The Call-Graph part, strictly speaking, is represented as arrows
(`CallArrow`) between `Unit`'s. A `CallArrow` holds origin and
destination `Unit`'s, plus its nature (call, contains, uses\...). Each
`Unit` holds the list (`TapList callees`) of the
`CallArrow`'s that it calls, and symmetrically the list
(`TapList callers`) of the `CallArrow`'s that call it.
In parallel with the building of the `Unit`'s, a hierarchy of
`SymbolTable`'s is built. It has the shape of a tree, rooted at the root
`SymbolTable`, which is accessible from the `CallGraph`. Each
`SymbolTable` has a link to its enclosing `SymbolTable`, which is null
for the root `Symboltable`. `Unit`'s, and also `Block`'s in `Unit`'s,
have a handle to their symbolTable(s). At this stage, the
`SymbolTable`'s are not completely \"finished\" (they will be finished
at the next step) but they already contain all the symbols that have
been declared by the code just read.
A `Unit` itself contains its Flow-Graph. Flow-Graphs can be trivial
(e.g. for Modules and Classes), and arbitrarily complex for procedures
and files. A Flow-Graph consists of a set of basic blocks (`Block`)

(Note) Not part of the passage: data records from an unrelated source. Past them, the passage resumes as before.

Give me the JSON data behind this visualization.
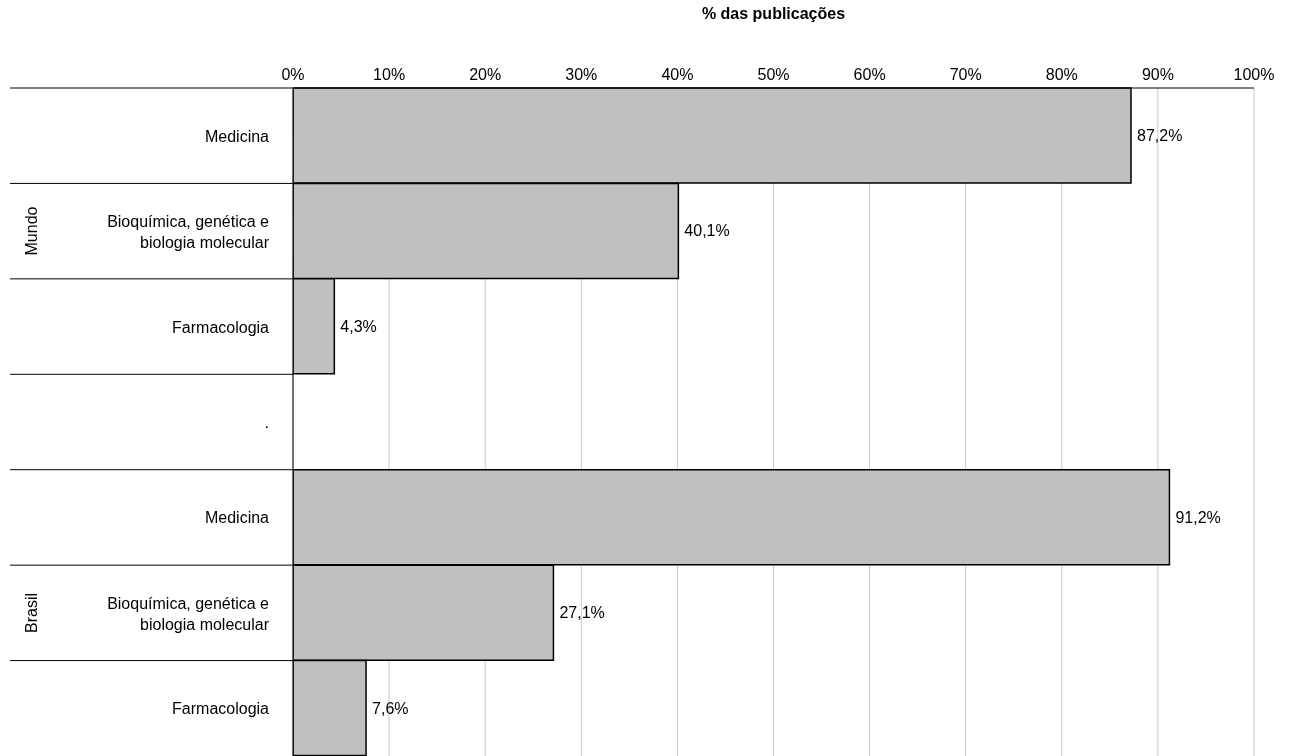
{
  "chart_data": {
    "type": "bar",
    "orientation": "horizontal",
    "xlabel": "% das publicações",
    "categories": [
      "Medicina",
      "Bioquímica, genética e biologia molecular",
      "Farmacologia",
      ".",
      "Medicina",
      "Bioquímica, genética e biologia molecular",
      "Farmacologia"
    ],
    "values": [
      87.2,
      40.1,
      4.3,
      null,
      91.2,
      27.1,
      7.6
    ],
    "value_labels": [
      "87,2%",
      "40,1%",
      "4,3%",
      null,
      "91,2%",
      "27,1%",
      "7,6%"
    ],
    "color": "#c0c0c0",
    "xlim": [
      0,
      100
    ],
    "xticks": [
      {
        "value": 0,
        "label": "0%"
      },
      {
        "value": 10,
        "label": "10%"
      },
      {
        "value": 20,
        "label": "20%"
      },
      {
        "value": 30,
        "label": "30%"
      },
      {
        "value": 40,
        "label": "40%"
      },
      {
        "value": 50,
        "label": "50%"
      },
      {
        "value": 60,
        "label": "60%"
      },
      {
        "value": 70,
        "label": "70%"
      },
      {
        "value": 80,
        "label": "80%"
      },
      {
        "value": 90,
        "label": "90%"
      },
      {
        "value": 100,
        "label": "100%"
      }
    ],
    "grid": "x",
    "annotations": [
      "Mundo",
      "Brasil"
    ]
  }
}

linked by flow arrows (`FGArrow`). `Block` is the parent class for
derived classes `BasicBlock` (plain `Block`), `HeaderBlock` (loop
header), `EntryBlock` (Unit entry), `ExitBlock` (Unit exit), `LoopBlock`
(composite super-block holding a complete loop). There is a special
entry block (`EntryBlock`) and exit block (`ExitBlock`). All the other
`Block`'s are kept in a list (`TapList`) which is ordered in a
very natural order known as DFST (Depth First Spanning Tree). `Block`'s
can also be accessed through a hierarchy of nested loop levels:
topBlocks are the topmost level. The elements of topBlocks of type
`LoopBlock` represent loops. `LoopBlock`'s contain link to their inside
`Block`'s, and so on so forth. A `Block` holds the flow arrows that
leave from it (`TapList flow`) and that arrive to it
(`TapList backflow`) A `FGArrow` hold an origin, destination,
control nature, and control case. Consequently, a `Block` can contain
only one `Instruction` that makes a control-flow decision, e.g. a loop
header, a conditional, or a jump. When it is present, this control
`Instruction` must be the last one in the `Block` contents.

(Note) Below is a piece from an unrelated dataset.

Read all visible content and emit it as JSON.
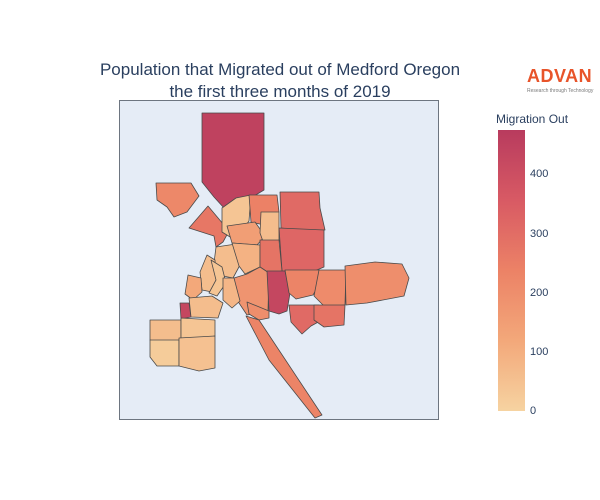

Additionnaly, a `Block` is related to only one scope. Therefore if some
part of the code has local declarations, then some `Block`'s may have to
be split in several `Block`'s even if they form a straight-line control
portion. Consequently, a file `Unit` may also need to hold several
`Block`'s (even if, obviously, it is straight-line) because of the C++
`namespace` construct that opens nested scopes.
The links to the entry block, exit block, `allBlocks`, `topBlocks` etc
are kept by their containing `Unit`.
When appropriate, Objects of the IR hold back-links to their enclosing
IR object e.g. `Block` to enclosing `LoopBlock`, `Block` to enclosing
`Unit`, `SymbolTable` to enclosing `SymbolTable`, `Unit` to enclosing
`Unit`, `Unit` to enclosing `CallGraph`, etc.
`MemoryMap, AlignmentBoundary` are used to analyze Fortran's `COMMON`
and `EQUIVALENCE` declarations. They build a representation of the
sequential memory corresponding to each `COMMON`, in order to sort out
the implied equivalences (aka aliasing) between variables.